Je vais vous raconter l’histoire d’amour de Sara et Dara. Comment s’aimer en Iran, quand toute rencontre entre les deux sexes est proscrite? Rencontre interdite à vivre comme à écrire… Voilà également mon histoire d’écrivain, une histoire d’amour avec les mots, semée d’embûches. Car dans mon pays, lorsqu’il s’agit d’amour, toujours la censure vieille… Ensemble, nous allons la déjouer!

   J’ai découvert En censurant un roman d’amour iranien grâce à une amie – Cocolanoix – qui me l’a prêté, puis donné [encore un grand merci plein d’amour à elle !]. Il a patienté quelque temps chez moi avant que je ne m’y plonge. Et le seul regret que j’ai maintenant, c’est de ne pas l’avoir commencé avant. J’ai dégusté ce livre comme j’aurais pu manger une excellente tarte à la rhubarbe !

   Il faut d’abord vous parler de la structure du roman, que, je trouve, est vraiment bien construite. On a là l’histoire d’un écrivain qui écrit son roman d’amour en essayant de contourner la censure, et en parallèle se déroule, s’érige phrase par phrase ; sous les yeux du lecteur et de l’auteur ; l’histoire d’amour de Sara et Dara. J’ai alors été totalement prise par deux histoires différentes, dépendantes l’une de l’autre, se touchant sans se toucher. J’ai aussi adoré le fait que l’histoire de l’auteur et celle des personnages conversent l’une avec l’autre, et ce, de plus en plus jusqu’au point culminant du roman. On peut alors voir la relation forte qu’entretient l’auteur avec ses personnages. Je dois d’ailleurs avouer que mon petit cœur a vibré au rythme de la relation de Sara et Dara.

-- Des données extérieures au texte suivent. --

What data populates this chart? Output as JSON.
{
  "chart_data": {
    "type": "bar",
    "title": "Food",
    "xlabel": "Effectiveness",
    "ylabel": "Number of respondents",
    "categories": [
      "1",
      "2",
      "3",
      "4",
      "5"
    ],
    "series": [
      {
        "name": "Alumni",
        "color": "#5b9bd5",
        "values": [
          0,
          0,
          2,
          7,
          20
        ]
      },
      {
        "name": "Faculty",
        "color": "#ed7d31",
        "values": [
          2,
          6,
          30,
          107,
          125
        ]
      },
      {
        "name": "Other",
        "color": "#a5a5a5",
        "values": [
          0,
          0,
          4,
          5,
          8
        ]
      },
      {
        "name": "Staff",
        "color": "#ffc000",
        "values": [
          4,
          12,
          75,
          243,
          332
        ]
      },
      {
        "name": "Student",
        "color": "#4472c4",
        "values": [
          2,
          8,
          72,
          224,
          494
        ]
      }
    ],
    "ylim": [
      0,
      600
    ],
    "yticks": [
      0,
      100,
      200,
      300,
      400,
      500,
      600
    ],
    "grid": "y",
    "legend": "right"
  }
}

   Je me suis d’ailleurs énormément attachée aux personnages que j’ai trouvés vraiment riches, passionnants et surtout touchants. Ils évoluent et sont vivants. J’ai surtout aimé celui de Sara, qui aspire à la liberté et autour duquel tous les autres personnages vont peu à peu graviter. La relation entre l’auteur et Petrovitch est aussi très intéressante. J’ai vraiment été passionnée par chacun d’entre eux et j’avais l’impression d’être auprès d’eux. Le fait que l’auteur nous parle directement crée une proximité entre lui et le lecteur.

   Le ton qu’il emprunte pour le récit est à la fois drôle, critique et tendre. Cela m’a beaucoup plu. Il interrompt quelque fois le double récit pour nous expliquer des petits morceaux de littérature et d’histoire de l’Iran, sans que cela ne coupe trop brutalement l’histoire. Il critique ainsi, dans un mélange de tendresse et de mélancolie, la censure, les combats déçus mais aussi la place qui est attribuée aux femmes dans une société assez étouffante pour une jeunesse bouillonnante. Il montre ainsi ce qui ne va pas avec humour, mais on sent tout de même que l’auteur aime profondément son pays et son histoire. J’ai d’ailleurs beaucoup aimé l’espoir qui émane de ce roman à la fin.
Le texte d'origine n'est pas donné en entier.